Original work: Smt Banaja Devi
Translator: Uday Kanungo [Guest contributor]
KAJALAPATI
Your black-beautied body grips the champa boughs
And sometimes, perched alone, you gaze, so entranced and spellbound;
You sit hidden amid a tangle of leaves, akin to a flower
Which the sky, extending a curling fist, seeks as if to pluck.
Your flight causes a crease in the air, on the water a shadow is thrown
That shadow someone, somewhere harbours, with a fervent love;
Your dulcet sounds, your languid hoverings, inking some silhouette
In the open, blue stage, as if a mellow concert of Jal Tarang flows.
O companion of my sight, how limitless your friendship
Never asks, never leans, never stabs with a demand;
Small is your body, but you possess none of my pettiness
Of charming beauty, of melodic sweetness, you, Great Bird, the symbol!
Hey, Kajalapati, when you settle on the window sill
The child inside me bursts out dancing in the greatest of joys.
SHANKHACHEEL
How I left you behind, amidst the Palmyra groves of my distant village
In the charming dusks of my sinless childhood, and adolescence;
And how this quicksand of time has cloaked you since
And yet, my faraway friend, I’m unable to forget you!
No more is seen your white throat in the polluted skies
Elated, brimming with impulsive joy, groups of boys used to cry;
“Shankhacheel, namaskar! Namaskar!” ; no more are heard their cries
There only circles a vulture, searching for scraps of decayed corpses.
Forlorn is the heart! It cannot endure another soul immersed in itself
Birds, and nature, today to him, are images, replicas, objects of guile;
In the depths of your heart, parched of love – was it in pride, or insulted
That you took your leave, sank into the backdrop, in self-exile?

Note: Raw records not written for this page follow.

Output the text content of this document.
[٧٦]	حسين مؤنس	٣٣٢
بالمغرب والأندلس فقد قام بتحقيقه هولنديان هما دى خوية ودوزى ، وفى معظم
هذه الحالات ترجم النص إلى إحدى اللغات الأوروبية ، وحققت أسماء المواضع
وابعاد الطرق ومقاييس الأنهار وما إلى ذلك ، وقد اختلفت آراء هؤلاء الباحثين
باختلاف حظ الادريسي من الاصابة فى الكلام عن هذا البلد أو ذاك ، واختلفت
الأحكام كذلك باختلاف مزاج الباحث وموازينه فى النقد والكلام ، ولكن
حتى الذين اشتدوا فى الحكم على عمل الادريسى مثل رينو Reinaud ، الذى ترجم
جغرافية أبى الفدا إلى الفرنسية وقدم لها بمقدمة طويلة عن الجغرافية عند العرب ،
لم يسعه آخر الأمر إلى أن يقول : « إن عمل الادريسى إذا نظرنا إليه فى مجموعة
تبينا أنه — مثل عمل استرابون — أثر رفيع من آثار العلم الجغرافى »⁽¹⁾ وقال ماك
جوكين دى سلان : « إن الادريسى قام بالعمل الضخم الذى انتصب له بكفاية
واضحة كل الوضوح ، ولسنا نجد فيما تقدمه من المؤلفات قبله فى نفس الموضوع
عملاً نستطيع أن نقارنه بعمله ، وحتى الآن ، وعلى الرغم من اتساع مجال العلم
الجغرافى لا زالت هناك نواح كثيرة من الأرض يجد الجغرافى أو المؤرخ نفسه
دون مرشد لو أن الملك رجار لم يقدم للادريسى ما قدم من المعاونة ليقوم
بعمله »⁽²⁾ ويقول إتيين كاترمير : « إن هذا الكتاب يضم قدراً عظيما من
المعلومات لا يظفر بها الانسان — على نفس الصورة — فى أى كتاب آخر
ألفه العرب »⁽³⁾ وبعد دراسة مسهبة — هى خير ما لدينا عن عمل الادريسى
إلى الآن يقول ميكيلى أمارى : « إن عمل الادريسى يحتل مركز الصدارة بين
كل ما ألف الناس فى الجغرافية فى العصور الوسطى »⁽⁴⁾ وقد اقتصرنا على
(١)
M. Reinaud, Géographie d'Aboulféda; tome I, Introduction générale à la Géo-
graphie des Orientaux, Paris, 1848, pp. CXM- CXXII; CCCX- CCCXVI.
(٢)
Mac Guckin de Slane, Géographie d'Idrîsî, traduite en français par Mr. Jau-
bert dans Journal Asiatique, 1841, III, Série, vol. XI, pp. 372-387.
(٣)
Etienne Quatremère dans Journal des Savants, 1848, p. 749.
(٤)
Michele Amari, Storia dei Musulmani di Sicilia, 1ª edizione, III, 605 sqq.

You – once the messenger of dreams, the symbol of purity – Shankhacheel!
Today, merely in museums conserved, moulded from earth, a facsimile.
[Translator’s note: : Smt. Banaja Debi is an acclaimed Odiya poet, novelist and short story writer who has consistently written and published her fiction for five decades. A veteran Odiya author, she won the prestigious Sahitya Akademi award in 2003 and the coveted Sarala Award for her contributions to the literature of Odisha. She lives with her family in Bhubaneswar, Odisha and continues to write as prolifically as when she started as a young teenager.]